As more women delay childbearing until their 30s and 40s, a growing number are freezing their eggs in a process known as oocyte cryopreservation, the Chicago Tribune reports.
The process is most commonly used by women undergoing medical treatments that could affect fertility. However, the procedure is now being marketed as an option for healthy women who want to delay having children.
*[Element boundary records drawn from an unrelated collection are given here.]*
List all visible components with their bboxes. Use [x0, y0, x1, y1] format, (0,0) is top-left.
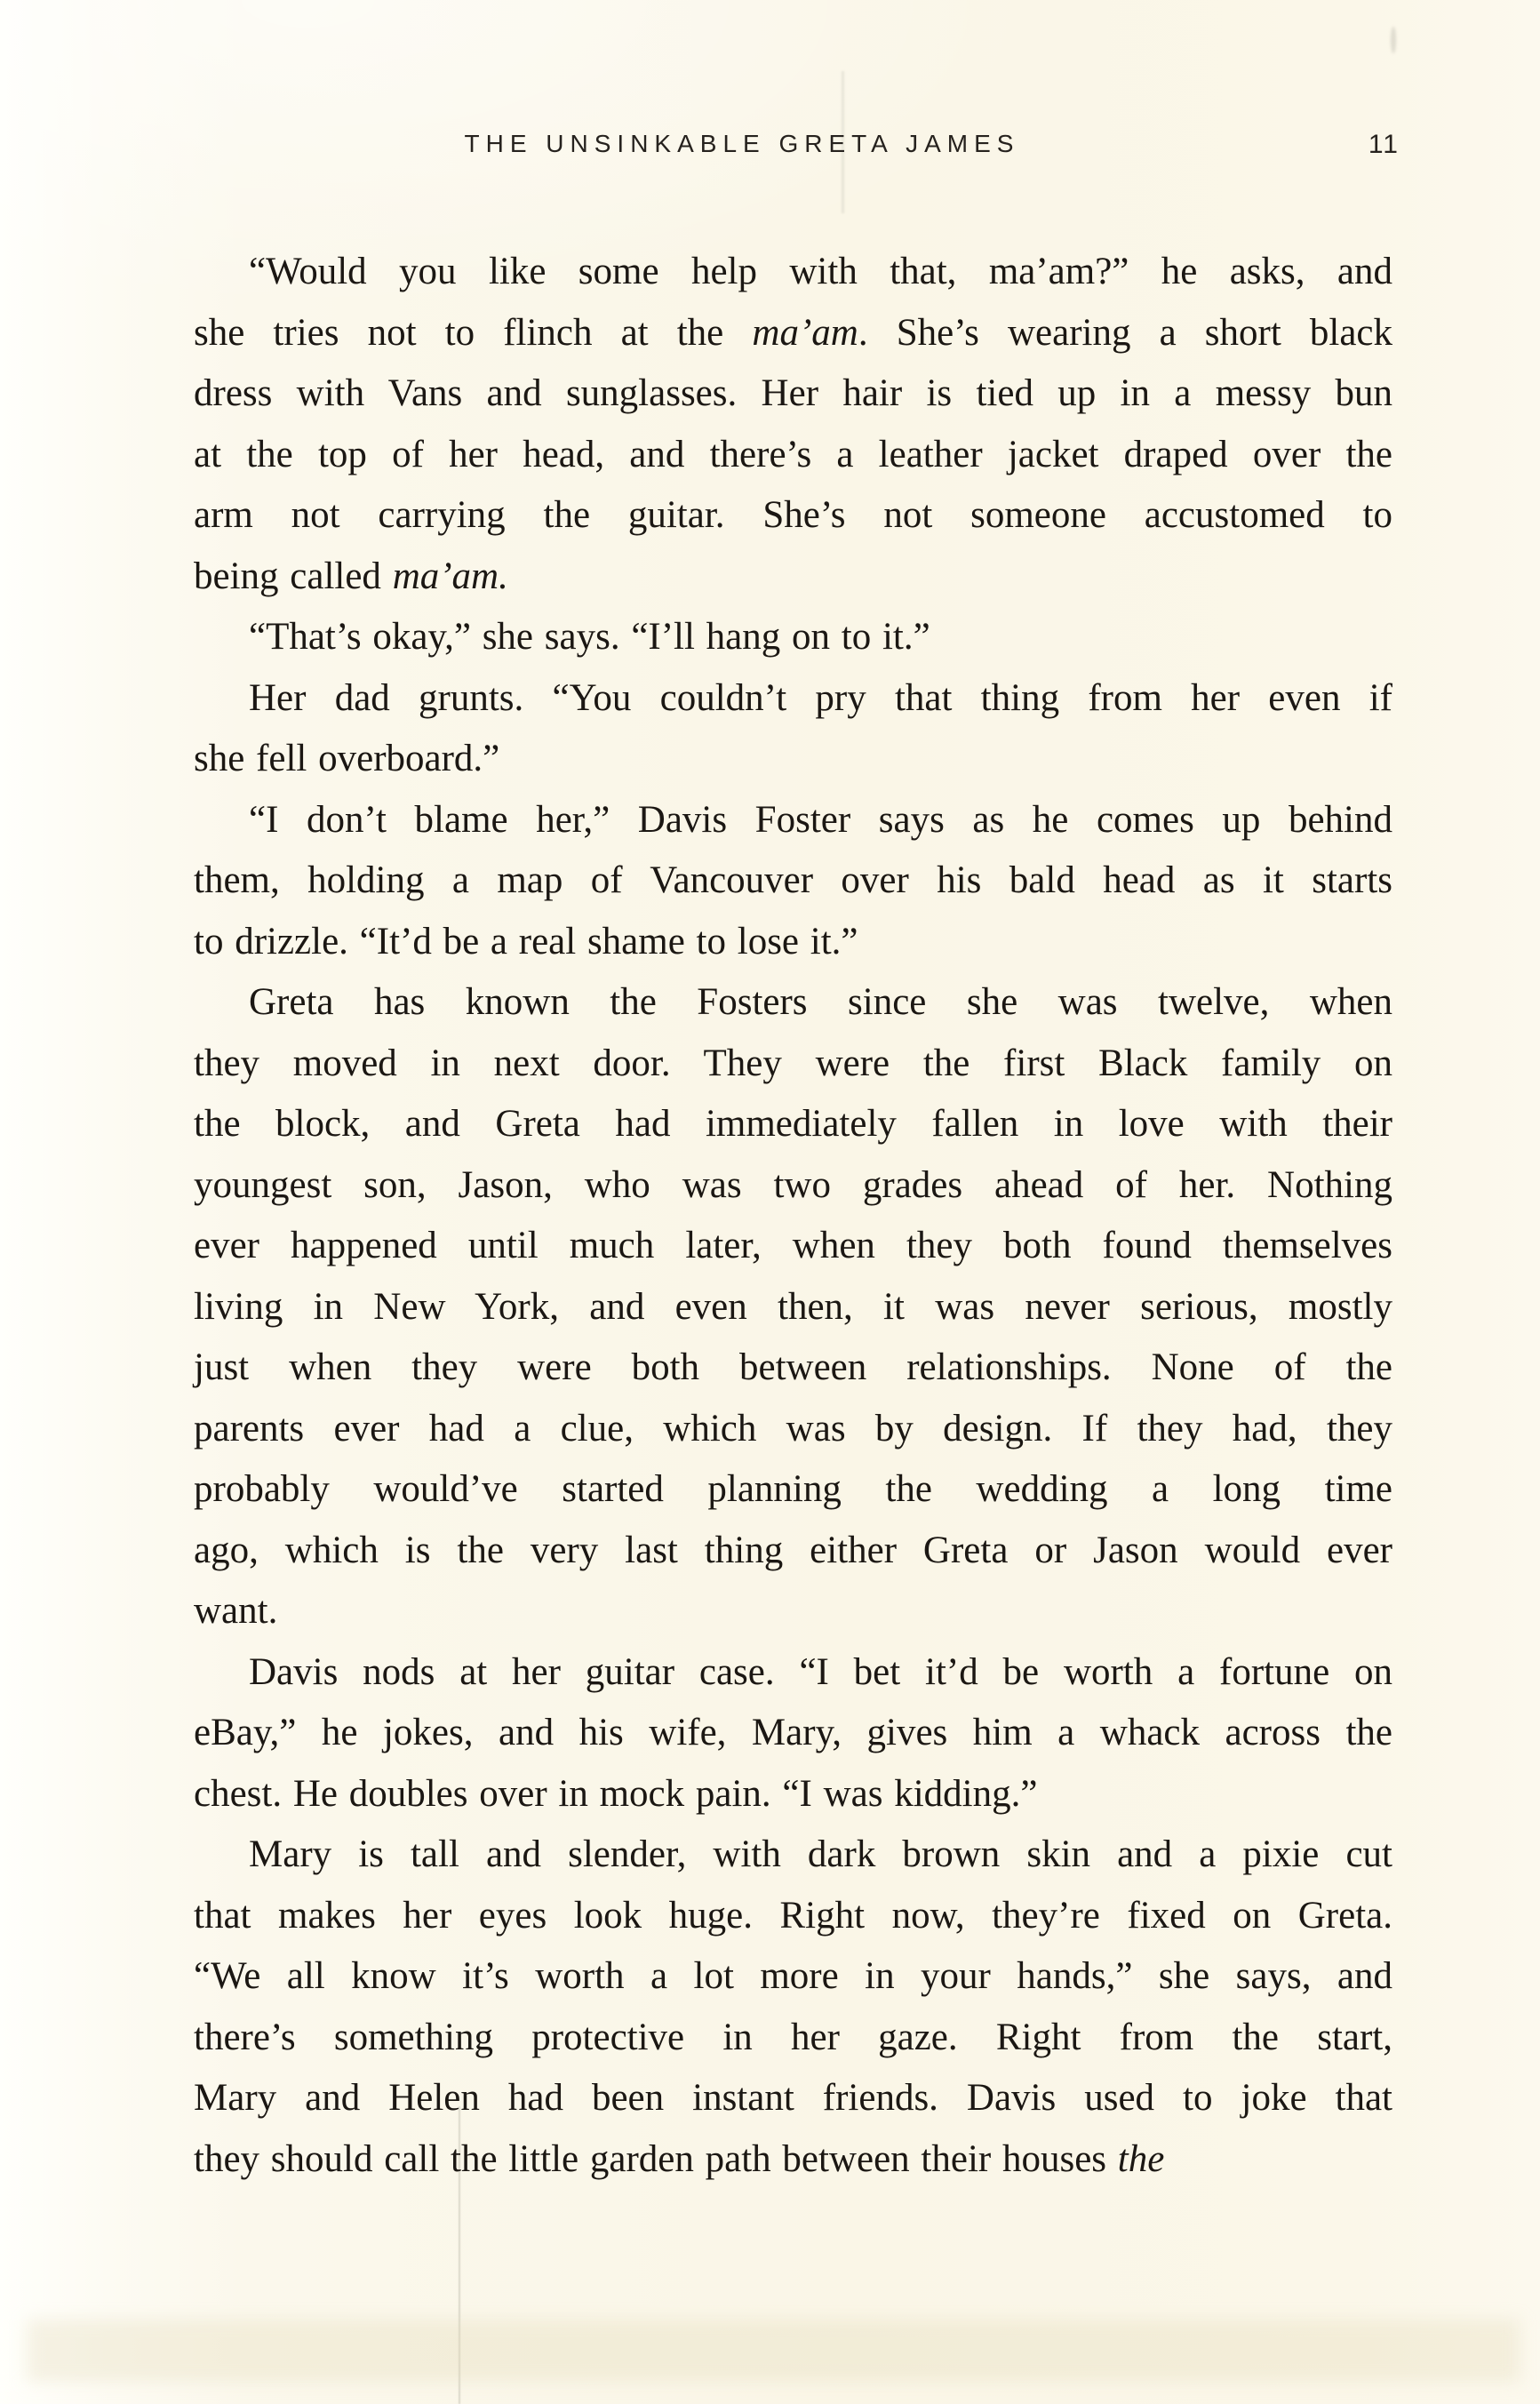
text-line	[194, 1155, 1392, 1217]
text-segment: ago, which is the very last thing either Greta or Jason would ever	[194, 1529, 1392, 1571]
text-segment: “That’s okay,” she says. “I’ll hang on to it.”	[249, 616, 930, 658]
text-line	[194, 1459, 1392, 1521]
text-segment: want.	[194, 1590, 278, 1632]
text-line	[194, 1521, 1392, 1582]
text-segment: there’s something protective in her gaze. Right from the start,	[194, 2016, 1392, 2058]
text-line	[194, 1642, 1392, 1704]
text-segment: “I don’t blame her,” Davis Foster says as he comes up behind	[249, 798, 1392, 841]
text-segment: chest. He doubles over in mock pain. “I was kidding.”	[194, 1772, 1038, 1815]
text-line	[194, 1399, 1392, 1460]
italic-text-segment: the	[1117, 2137, 1165, 2180]
text-line	[194, 425, 1392, 486]
text-line	[194, 972, 1392, 1034]
text-segment: living in New York, and even then, it was never serious, mostly	[194, 1285, 1392, 1328]
text-segment: them, holding a map of Vancouver over his bald head as it starts	[194, 859, 1392, 901]
text-line	[194, 1825, 1392, 1886]
text-line	[194, 2008, 1392, 2069]
text-segment: the block, and Greta had immediately fallen in love with their	[194, 1103, 1392, 1145]
text-segment: dress with Vans and sunglasses. Her hair is tied up in a messy bun	[194, 372, 1392, 414]
text-line	[194, 2068, 1392, 2129]
text-line	[194, 1216, 1392, 1277]
scan-smudge-artifact	[1391, 27, 1396, 53]
page-number: 11	[1368, 130, 1400, 159]
text-segment: Mary and Helen had been instant friends. Davis used to joke that	[194, 2077, 1392, 2119]
text-segment: she fell overboard.”	[194, 738, 500, 779]
text-segment: to drizzle. “It’d be a real shame to lose it.”	[194, 920, 858, 962]
text-line	[194, 485, 1392, 547]
text-line	[194, 1703, 1392, 1764]
italic-text-segment: ma’am	[752, 311, 858, 354]
running-header-title: THE UNSINKABLE GRETA JAMES	[464, 130, 1020, 157]
running-header	[0, 130, 1540, 169]
text-line	[194, 729, 1392, 790]
text-segment: eBay,” he jokes, and his wife, Mary, gives him a whack across the	[194, 1712, 1392, 1753]
text-segment: parents ever had a clue, which was by design. If they had, they	[194, 1407, 1392, 1450]
text-line	[194, 242, 1392, 303]
text-line	[194, 607, 1392, 668]
text-segment: she tries not to flinch at the	[194, 311, 753, 354]
text-segment: being called	[194, 555, 393, 597]
text-line	[194, 1581, 1392, 1642]
text-segment: they should call the little garden path between their houses	[194, 2137, 1118, 2180]
text-segment: ever happened until much later, when they both found themselves	[194, 1225, 1392, 1266]
body-text	[194, 242, 1392, 2190]
text-line	[194, 790, 1392, 851]
text-segment: probably would’ve started planning the wedding a long time	[194, 1468, 1392, 1510]
text-line	[194, 547, 1392, 608]
text-segment: that makes her eyes look huge. Right now, they’re fixed on Greta.	[194, 1894, 1392, 1937]
text-segment: they moved in next door. They were the first Black family on	[194, 1042, 1392, 1084]
text-line	[194, 1886, 1392, 1947]
text-line	[194, 1946, 1392, 2008]
text-segment: Greta has known the Fosters since she was twelve, when	[249, 981, 1392, 1023]
text-line	[194, 2129, 1392, 2191]
text-line	[194, 1094, 1392, 1155]
text-line	[194, 1034, 1392, 1095]
text-line	[194, 1764, 1392, 1825]
text-segment: Mary is tall and slender, with dark brown skin and a pixie cut	[249, 1833, 1392, 1875]
text-line	[194, 668, 1392, 730]
text-segment: arm not carrying the guitar. She’s not someone accustomed to	[194, 494, 1392, 536]
text-segment: at the top of her head, and there’s a leather jacket draped over the	[194, 433, 1392, 475]
text-segment: just when they were both between relationships. None of the	[194, 1346, 1392, 1388]
text-line	[194, 912, 1392, 973]
text-segment: . She’s wearing a short black	[858, 311, 1393, 354]
text-segment: “Would you like some help with that, ma’am?” he asks, and	[249, 251, 1392, 292]
text-segment: youngest son, Jason, who was two grades ahead of her. Nothing	[194, 1163, 1392, 1206]
text-segment: Davis nods at her guitar case. “I bet it’d be worth a fortune on	[249, 1650, 1392, 1693]
italic-text-segment: ma’am.	[392, 555, 508, 597]
scan-ghosting-artifact	[27, 2320, 1520, 2382]
text-segment: “We all know it’s worth a lot more in your hands,” she says, and	[194, 1955, 1392, 1997]
text-line	[194, 851, 1392, 912]
text-line	[194, 363, 1392, 425]
text-line	[194, 1277, 1392, 1338]
text-segment: Her dad grunts. “You couldn’t pry that thing from her even if	[249, 676, 1392, 719]
text-line	[194, 1338, 1392, 1399]
text-line	[194, 303, 1392, 364]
Nicole Noyes, co-director of the Oocyte Cryopreservation Program at the New York University Fertility Center, said that women lose much of their natural fertility between ages 35 and 40 and that the quality of their eggs decreases with age, which can increase their chances of miscarrying.The two- to three-week oocytpe cryopreservation process involves taking fertility medications that mature multiple eggs in the ovaries. Those eggs are then extracted, gently dehydrated and stored in liquid nitrogen. When the woman wants to become pregnant, the eggs are thawed, fertilized and transferred to the uterus as embryos.The American Society for Reproductive Medicine says that the process is "experimental" and warns that healthy women should not use it as a way to defer reproductive aging until there is more "proven scientific information" on it.Glenn Schattman, associate professor of reproductive medicine at Cornell University's Weil Medical College and co-author of the ASRM guidelines, said that about 50% of fertility clinics offer egg freezing.
There is no national registry to track how many pregnancies derived from previously frozen eggs, but according to a 2009 study, 936 infants have been born from frozen eggs throughout the world without any increased rate of birth defects.According to Noyes, the freezing process costs about $9,500 with some private clinics charging an addition $1,000 to $3,000. The thaw cycle costs between $3,500 and $5,000 (Deardoff, Chicago Tribune, 4/2).